CREST

Repository for EMNLP 2020 paper, Bootstrapped Q-learning with Context Relevant Observation Pruning to Generalize in Text-based Games.

@inproceedings{chaudhury2020crest,
   title = "Bootstrapped Q-learning with Context Relevant Observation Pruning to Generalize in Text-based Games",
   author = "Chaudhury, Subhajit and Kimura, Daiki and Talamadupula, Kartik and Tatsubori, Michiaki and Munawar, Asim and Tachibana, Ryuki",
   booktitle = "Conference on Empirical Methods in Natural Language Processing (EMNLP)",
   year = "2020"
}

Basic installation

Install editable version of this repository, as follows

git clone https://github.com/IBM/context-relevant-pruning-textrl
cd context-relevant-pruning-textrl
pip install -e .

Dependencies installation

It is recommended to use a Anaconda + virtual environment. We assume CUDA10 (installed in /usr/loca/cuda) is installed.

Install gym + pytorch

pip install gym
conda install pytorch torchvision cudatoolkit=10.0 -c pytorch

Install textworld environment (either 1 or 2)

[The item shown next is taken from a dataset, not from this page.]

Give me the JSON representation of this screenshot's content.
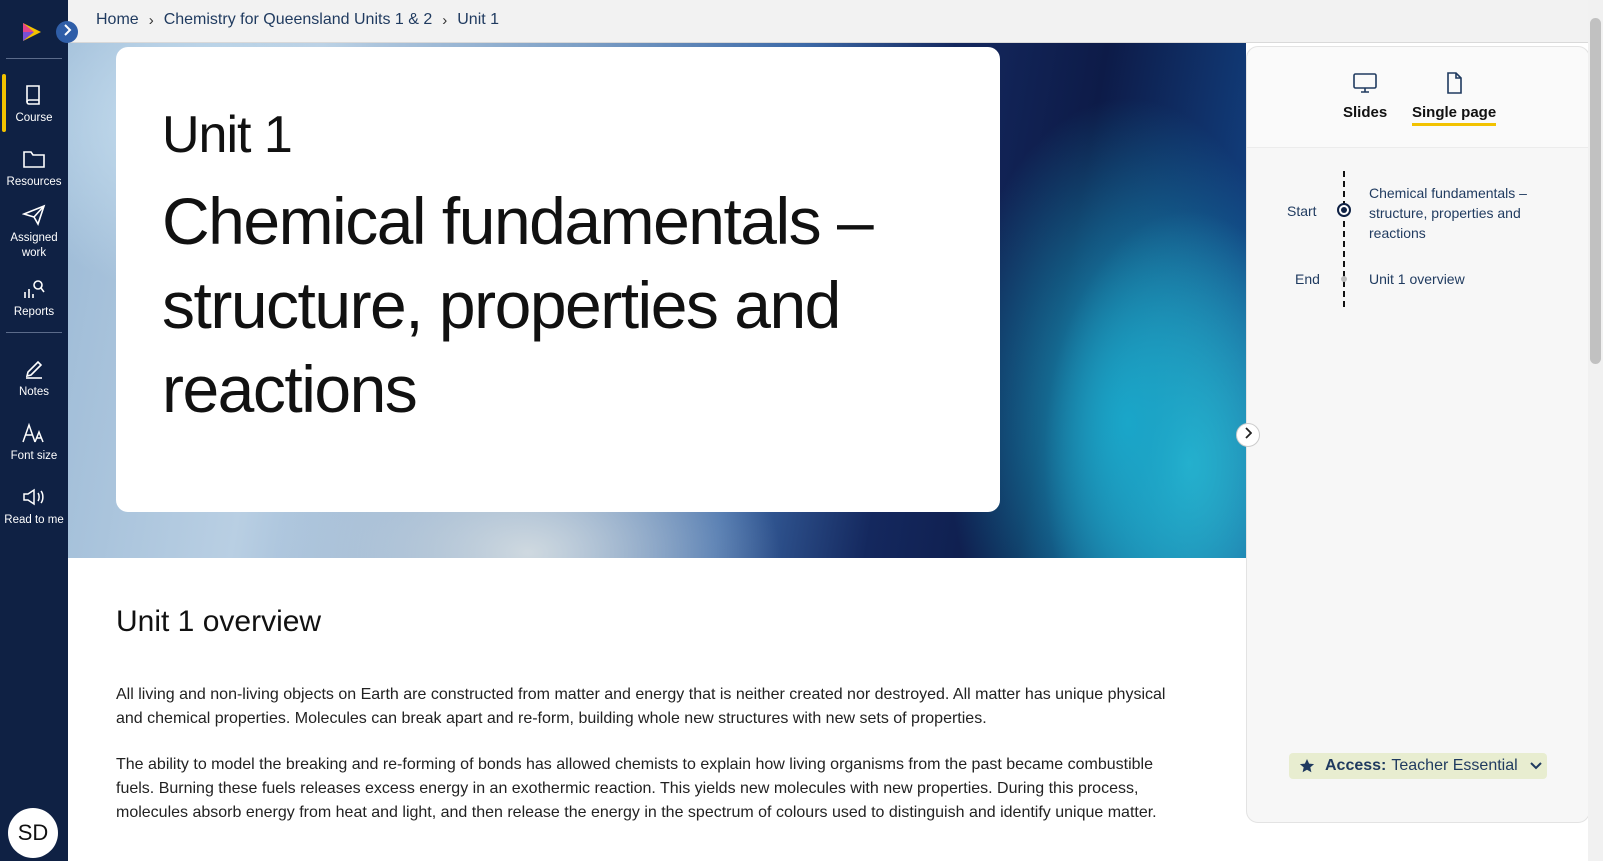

TextWorld:Coin-collector: Clone the coin_collector branch and pip install -e . inside the repository.
For generating coin-collector games: pip install -e ./crest/generator/gym_textworld

Install other packages

pip install matplotlib tqdm opencv-python tensorboardX
pip install nltk spacy pygame bcolz
python -m spacy download en
python -c "import nltk; nltk.download('punkt')"

How to generate games:

For coin collector games use the following script to generate games in 'gen_games' directory in the current location.

python -m crest.generator.gym_textworld.scripts.tw-make twcc_<type>_level<level>_gamesize<numgames>_step<step>_seed3_<mode>
- <type>     : can be `easy`, `medium` and `hard`
- <level>    : number of rooms to finish a quest
- <numgames> : number of games generated
- <step> : Maximum number of steps allowed in each episode of the game
- <mode> : Can be `train`, `validation` or `test` for different phases 
Eg: python -m crest.generator.gym_textworld.scripts.tw-make twcc_easy_level15_gamesize100_step50_seed3_train

Bootstrapped Q-learning with Context Relevant Observation Pruning to Generalize in Text-based Games:

We present Context Relevant Episodic State Truncation(CREST) for noisy token removal in observation text that aids in improved generalization in RL policies. Our method first trains a base model using Q-learning, which typically overfits the training games. The base model’s episodic action distribution is used to perform observation masking to retain important tokens and remove noisy words from observation text. A second bootstrapped model is then retrained on the pruned observation text using Q-learning.
Overview of Context Relevant Episodic State Truncation (CREST) module using base model’s action similarity score to produce an attention masking the observation texts

Steps to train and test the base and proposed bootstrapped model

Download the word embeddings (change the path of the embeddings in textworld_compete/emnlp_github/crest/helper/bootstrap_utils.py):
ConceptNet: Download the embeddings following instructions at https://github.com/commonsense/conceptnet-numberbatch.
Glove: Download glove.6B.zip from http://nlp.stanford.edu/data/wordvecs/glove.6B.zip.
Create the training, validation and held-out test games.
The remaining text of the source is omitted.